The advanced skills and knowledge that graduate education provides play a critical role in keeping Georgia and the nation competitive in the modern economy. Over the past several years, UGA has launched new fellowship programs at the master’s and doctoral levels to attract talented students to Georgia while also expanding professional development opportunities. Last fall the university launched an ambitious program known as Double Dawgs that enables students to earn both a bachelor’s degree and a master’s degree in five years or less.
“In recent years we have seen increases in both the quantity and quality of students in our graduate programs,” said Graduate School Dean Suzanne Barbour. “This growth contributes to a ‘feed forward’ mechanism wherein strong graduate students enhance the reputation of UGA and position us to recruit even stronger graduate students in the future.”
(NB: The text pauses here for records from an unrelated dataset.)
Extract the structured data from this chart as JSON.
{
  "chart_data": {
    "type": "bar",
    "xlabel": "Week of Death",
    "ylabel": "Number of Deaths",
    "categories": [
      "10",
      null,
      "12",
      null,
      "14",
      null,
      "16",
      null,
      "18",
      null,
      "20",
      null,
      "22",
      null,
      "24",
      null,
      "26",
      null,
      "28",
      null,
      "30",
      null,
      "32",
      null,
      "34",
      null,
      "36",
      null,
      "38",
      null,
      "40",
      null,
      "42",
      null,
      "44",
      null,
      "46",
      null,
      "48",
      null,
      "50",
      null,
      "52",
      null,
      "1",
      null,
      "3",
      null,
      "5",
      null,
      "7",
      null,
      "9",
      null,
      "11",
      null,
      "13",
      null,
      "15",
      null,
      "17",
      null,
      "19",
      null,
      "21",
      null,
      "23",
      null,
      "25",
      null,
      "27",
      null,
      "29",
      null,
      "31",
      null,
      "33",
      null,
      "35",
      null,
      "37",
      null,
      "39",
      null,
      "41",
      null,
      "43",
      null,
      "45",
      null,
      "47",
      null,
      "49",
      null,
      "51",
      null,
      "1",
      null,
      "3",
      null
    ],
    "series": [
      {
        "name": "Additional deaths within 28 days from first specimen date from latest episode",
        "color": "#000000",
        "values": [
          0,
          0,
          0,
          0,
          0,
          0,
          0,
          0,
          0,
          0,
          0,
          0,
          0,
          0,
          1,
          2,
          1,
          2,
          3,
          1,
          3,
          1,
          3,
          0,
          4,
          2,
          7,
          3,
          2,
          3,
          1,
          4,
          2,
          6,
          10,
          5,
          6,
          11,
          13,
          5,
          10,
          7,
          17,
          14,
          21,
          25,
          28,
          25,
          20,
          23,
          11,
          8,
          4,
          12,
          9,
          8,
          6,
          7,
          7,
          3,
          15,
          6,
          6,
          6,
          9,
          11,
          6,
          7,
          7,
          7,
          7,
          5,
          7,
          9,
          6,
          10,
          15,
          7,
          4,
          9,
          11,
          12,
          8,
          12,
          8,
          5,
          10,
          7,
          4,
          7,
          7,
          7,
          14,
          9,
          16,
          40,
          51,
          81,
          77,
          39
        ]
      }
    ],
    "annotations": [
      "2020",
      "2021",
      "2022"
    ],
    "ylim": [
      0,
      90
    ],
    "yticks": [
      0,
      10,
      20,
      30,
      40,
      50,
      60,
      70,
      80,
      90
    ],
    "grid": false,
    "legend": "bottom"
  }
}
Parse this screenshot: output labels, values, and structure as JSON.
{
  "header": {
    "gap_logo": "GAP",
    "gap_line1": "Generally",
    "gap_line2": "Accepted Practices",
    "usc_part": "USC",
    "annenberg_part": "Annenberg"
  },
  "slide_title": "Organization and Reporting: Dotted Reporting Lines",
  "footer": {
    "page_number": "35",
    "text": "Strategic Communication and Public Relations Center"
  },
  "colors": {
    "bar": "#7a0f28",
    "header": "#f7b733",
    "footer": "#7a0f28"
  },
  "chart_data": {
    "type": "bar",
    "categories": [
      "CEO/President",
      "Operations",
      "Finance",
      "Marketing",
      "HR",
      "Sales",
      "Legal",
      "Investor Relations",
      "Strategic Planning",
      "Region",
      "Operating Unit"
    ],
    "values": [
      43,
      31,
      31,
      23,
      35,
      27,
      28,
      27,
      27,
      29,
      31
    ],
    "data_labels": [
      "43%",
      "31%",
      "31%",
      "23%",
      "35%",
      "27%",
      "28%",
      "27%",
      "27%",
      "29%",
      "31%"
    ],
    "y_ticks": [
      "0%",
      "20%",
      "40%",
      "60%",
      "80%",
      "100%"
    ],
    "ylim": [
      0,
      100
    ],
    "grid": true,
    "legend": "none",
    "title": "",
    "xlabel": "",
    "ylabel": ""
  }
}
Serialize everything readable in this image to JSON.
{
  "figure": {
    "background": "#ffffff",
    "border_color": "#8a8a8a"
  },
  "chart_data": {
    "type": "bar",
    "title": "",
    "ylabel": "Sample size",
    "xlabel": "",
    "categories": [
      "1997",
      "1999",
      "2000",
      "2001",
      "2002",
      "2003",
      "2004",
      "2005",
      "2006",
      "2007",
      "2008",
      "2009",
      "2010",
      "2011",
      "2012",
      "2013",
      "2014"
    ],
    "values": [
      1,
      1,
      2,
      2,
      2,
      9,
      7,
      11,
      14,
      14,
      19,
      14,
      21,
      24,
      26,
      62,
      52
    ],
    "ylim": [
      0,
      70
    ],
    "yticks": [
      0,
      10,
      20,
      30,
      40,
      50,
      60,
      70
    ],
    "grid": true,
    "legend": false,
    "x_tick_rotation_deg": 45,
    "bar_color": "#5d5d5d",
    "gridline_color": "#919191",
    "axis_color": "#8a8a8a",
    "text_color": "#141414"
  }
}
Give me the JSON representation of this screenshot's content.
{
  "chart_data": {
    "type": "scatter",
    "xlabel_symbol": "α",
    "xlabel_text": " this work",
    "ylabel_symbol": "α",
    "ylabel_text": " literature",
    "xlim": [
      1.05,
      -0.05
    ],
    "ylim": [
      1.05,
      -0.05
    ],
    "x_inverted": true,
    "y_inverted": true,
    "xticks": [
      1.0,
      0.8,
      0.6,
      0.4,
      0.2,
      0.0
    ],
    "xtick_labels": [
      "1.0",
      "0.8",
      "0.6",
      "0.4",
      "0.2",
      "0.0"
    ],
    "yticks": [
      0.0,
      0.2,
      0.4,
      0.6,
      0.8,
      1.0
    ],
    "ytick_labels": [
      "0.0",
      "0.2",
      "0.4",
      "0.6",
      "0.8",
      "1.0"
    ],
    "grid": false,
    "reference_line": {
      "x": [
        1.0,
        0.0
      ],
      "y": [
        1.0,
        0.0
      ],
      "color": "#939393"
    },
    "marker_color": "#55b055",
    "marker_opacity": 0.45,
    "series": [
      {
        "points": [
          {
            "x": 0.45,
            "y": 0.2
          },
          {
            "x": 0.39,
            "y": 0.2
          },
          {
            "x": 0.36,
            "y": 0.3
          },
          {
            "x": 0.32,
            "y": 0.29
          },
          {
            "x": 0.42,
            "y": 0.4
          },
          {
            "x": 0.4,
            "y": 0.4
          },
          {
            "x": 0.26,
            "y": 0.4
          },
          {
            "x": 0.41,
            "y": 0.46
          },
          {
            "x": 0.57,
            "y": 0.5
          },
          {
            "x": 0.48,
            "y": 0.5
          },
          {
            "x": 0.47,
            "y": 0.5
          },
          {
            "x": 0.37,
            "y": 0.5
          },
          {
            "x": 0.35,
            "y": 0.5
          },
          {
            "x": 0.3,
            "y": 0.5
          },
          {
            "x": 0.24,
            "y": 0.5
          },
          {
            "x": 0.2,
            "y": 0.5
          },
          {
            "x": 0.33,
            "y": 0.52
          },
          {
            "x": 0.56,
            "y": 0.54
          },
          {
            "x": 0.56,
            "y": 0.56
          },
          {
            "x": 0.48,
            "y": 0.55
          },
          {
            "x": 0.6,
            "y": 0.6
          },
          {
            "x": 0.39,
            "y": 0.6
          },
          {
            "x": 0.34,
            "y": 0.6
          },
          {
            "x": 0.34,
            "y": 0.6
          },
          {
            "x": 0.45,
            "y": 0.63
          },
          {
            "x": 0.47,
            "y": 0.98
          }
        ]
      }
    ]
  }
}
Overall, UGA is ranked 32nd among all U.S. universities in the number of doctoral degrees it awards, up from 36th last year. UGA is second only to Columbia University Teachers College in the number of doctoral degrees in education it awards. It ranks 13th among all universities for doctoral degrees awarded in the life sciences and 20th in psychology and social sciences.
“The scholars and scientists that our graduate programs produce make significant contributions to academia, industry, government and nonprofits,” said Senior Vice President for Academic Affairs and Provost Pamela Whitten. “The University of Georgia is committed to being an engine of opportunity—for individuals as well as for our state and nation.”